Monday, January 26, 2009

Bad Bank + Bad Debt + Bad Bankers = Bad Idea


http://www.youtube.com/watch?v=Ss-k2H9ddtI

Once again I feel compelled to spread the "common sense" gospel as delivered by the honorable congressman from Texas, Ron Paul. This speech on the floor of the House of Representatives just 4 days ago mines down to the core problem with our new and current government's reaction to our economic condition. It really is not that complicated to analyze in my opinion.

The last paragraph of his speech sums up the issue in light of history...

The fallacy here is that we’re trying to keep prices high when prices should come down. What do we have against poor people? Lower the price of houses! Get them down, a $100,000 house get them down to $20,000, let the poor person buy these houses. That is what we want, but this is a remnant of the philosophy of the ’30s because it was thought we were in trouble because the farmers weren’t getting enough money for their crops. So people were starving in the streets, and guess what the policy was that came out of Washington? Pile under the crops, and maybe the prices would come up. Diminish the supply and it will solve our problems. It didn’t work then, it won’t work today...

1 comment:

Hank Robinson said...

Huh...interesting...but how?

Is he suggesting to let the entire housing market fail then houses will drop dramatically.

But what about the people that have a $150,000 loan on a house that is now hardly $100,000? Or the one with a $90,000 loan on the same house? Now it goes down to $20,000.

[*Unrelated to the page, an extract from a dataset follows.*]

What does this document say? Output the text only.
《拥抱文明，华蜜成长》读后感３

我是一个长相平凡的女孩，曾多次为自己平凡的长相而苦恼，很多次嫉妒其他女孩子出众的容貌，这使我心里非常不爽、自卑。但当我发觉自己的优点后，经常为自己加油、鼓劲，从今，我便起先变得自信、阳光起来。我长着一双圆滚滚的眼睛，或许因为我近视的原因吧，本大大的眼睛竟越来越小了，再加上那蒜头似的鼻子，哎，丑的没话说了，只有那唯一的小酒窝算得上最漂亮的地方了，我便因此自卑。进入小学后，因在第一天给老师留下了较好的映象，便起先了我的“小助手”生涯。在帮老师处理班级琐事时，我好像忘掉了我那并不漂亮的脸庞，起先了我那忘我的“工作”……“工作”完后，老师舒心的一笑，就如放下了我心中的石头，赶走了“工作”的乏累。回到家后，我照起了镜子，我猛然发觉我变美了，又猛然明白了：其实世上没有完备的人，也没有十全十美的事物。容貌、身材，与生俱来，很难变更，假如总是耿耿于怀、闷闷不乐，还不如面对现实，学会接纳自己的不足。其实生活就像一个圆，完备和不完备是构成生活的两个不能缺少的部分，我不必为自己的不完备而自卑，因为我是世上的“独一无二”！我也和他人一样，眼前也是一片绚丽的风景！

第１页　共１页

The problem is almost everybody has refinanced their home while rates were low. This is especially bad in Florida when appraisers were going crazy on prices. The longer this goes the worse it is. I talked to a school teacher yesterday that has an ARM that won't mature until late 2010. She is already looking for help.

I don't know what the answers are.

Should a person work to pay off their mortgage?

These are serious times. May the ingenuity of Americans get us out of this.